Une fois sur le toit, je parcourus les derniers mètres me séparant de la barrière en courant. A cette petite hauteur le vent était plus que glacial, plus intense aussi, comme s'il était un mur de glace essayant d'arrêter ma course à tout prix, mais ce soir, rien ne pouvait m'arrêter.

Quatre étages s'élevaient au-dessous de moi. Toutes les conditions étaient enfin réunies. Ma stratégie était simple, j'avais entendu sa voix en sautant, alors recommencer maintenant pouvait peut-être m'aider à l'entendre à nouveau, mieux encore, à savoir pourquoi elle me hantait à ce point.

Je me penchai légèrement au-dessus de la barrière pour regarder le sol. J'entendais mon cœur battre de plus en plus fort à chaque seconde. J'avais une boule au fond de la gorge qui ne cessait de grossir, ainsi qu'un énorme poids dans l'estomac qui semblait presque peser une tonne. J'étais tétanisé à l'idée de sauter, pourtant j'en avais l'habitude... Je faisais le grand saut chaque nuit après tout.

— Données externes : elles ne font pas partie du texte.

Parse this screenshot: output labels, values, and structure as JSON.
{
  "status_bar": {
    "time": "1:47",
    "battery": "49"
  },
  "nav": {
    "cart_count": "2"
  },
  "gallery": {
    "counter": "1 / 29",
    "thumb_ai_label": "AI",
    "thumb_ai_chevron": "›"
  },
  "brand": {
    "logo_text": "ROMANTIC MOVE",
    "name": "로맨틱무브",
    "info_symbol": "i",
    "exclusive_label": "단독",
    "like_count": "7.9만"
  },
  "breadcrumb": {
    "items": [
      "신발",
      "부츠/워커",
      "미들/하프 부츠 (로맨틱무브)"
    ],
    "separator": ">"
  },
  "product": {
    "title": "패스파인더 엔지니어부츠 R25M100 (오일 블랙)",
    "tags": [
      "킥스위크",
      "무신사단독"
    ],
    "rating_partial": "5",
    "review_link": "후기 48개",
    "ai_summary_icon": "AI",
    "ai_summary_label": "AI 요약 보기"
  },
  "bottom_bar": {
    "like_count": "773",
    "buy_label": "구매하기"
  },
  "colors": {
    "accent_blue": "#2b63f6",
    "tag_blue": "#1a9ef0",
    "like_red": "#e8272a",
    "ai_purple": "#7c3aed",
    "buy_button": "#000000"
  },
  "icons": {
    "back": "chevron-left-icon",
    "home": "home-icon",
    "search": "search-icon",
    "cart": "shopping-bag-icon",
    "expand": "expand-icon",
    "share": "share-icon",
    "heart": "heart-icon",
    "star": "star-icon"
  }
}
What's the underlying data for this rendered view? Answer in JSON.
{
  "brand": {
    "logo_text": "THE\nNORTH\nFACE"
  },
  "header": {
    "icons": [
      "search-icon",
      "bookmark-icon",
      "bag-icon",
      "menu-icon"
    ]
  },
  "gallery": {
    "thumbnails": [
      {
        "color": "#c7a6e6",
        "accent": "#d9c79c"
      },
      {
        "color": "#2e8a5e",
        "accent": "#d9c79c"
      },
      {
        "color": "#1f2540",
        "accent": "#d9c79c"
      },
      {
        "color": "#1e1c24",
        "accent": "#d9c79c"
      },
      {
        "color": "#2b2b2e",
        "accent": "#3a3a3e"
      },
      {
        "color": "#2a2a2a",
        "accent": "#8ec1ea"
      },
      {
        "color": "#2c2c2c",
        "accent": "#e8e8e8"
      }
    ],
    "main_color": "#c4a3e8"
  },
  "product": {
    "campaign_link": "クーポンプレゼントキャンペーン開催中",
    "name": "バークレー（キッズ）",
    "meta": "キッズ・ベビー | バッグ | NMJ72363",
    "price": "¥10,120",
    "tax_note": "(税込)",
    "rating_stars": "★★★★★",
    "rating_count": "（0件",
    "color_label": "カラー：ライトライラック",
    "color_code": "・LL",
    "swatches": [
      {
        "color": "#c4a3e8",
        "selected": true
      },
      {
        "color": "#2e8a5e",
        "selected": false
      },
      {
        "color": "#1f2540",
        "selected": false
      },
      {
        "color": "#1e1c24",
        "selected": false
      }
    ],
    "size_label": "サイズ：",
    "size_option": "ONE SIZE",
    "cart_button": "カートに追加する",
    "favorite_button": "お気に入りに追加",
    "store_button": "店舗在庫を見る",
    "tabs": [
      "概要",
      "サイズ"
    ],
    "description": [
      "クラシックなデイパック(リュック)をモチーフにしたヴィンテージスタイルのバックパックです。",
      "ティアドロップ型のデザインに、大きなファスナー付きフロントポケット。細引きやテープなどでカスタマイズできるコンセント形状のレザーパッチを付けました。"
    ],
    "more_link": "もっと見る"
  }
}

Lentement, j'enjambai la barrière en la tenant fermement entre mes doigts, il ne fallait pas que je prenne le risque de chuter malencontreusement avant d'avoir pu prendre la décision tout seul. Un seul petit geste de travers pouvaient anéantir la validation de toutes les conditions propices à mon cauchemar. Je m'assis ensuite sur la barrière, sans la lâcher, bien au contraire, ma poigne autour d'elle se faisait de plus en plus forte.

Je sentis mon souffle se bloquer dans ma poitrine quand mes yeux se posèrent sur le vide. J'avais l'impression d'avoir le sol à des centaines de kilomètres de moi, comme si je venais de l'espace et non plus d'un toit. Chaque détail me paraissait bien trop lointain. Monter sur cette barrière avait alourdit quelque chose en moi, j'avais même l'impression que tout autour de moi avait grandi, était devenu effrayant.

Jamais dans mes rêves je n'avais ressenti cela, bien au contraire. A chaque fois, sauter était pour moi une libération, un abandon de cette douleur qui ne me quittait jamais, un nouveau départ, mais cette fois, ce n'était le cas. Je me sentais lourd, apeuré et surtout, hésitant.

Sauter était-il réellement la solution à tous mes problèmes ?

Oui ...

... Enfin ...

... Peut-être pas ...

... Si, pour l'entendre encore ...

... Non, Anna et Kris t'attendent ...

... Si, tu dois l'entendre encore ...

... Camille a besoin de toi ...

... Elle m'a laissé, je veux l'oublier ...

... Alors saute ...

... Oui saute.

Je secouai la tête pour faire taire ces voix en moi. Elles devaient me laisser tranquille, me laisser choisir.

Pourtant, l'une était plus forte que l'autre, plus intense, plus présente. Elle voulait que je saute.

Je devais le faire, je devais prendre mon courage à deux mains et sauter. Eléonore reviendrait, je la retrouverais, c'était tout ce qui comptait, tout le reste n'avait plus d'importance désormais. L'absence de Camille était trop lourde à porter, Anna et Kris seraient bien plus heureux sans moi. Je ne serais plus là pour gâcher leur bonheur avec mes jours sombres. Ils pourraient avancer ensemble, tranquillement.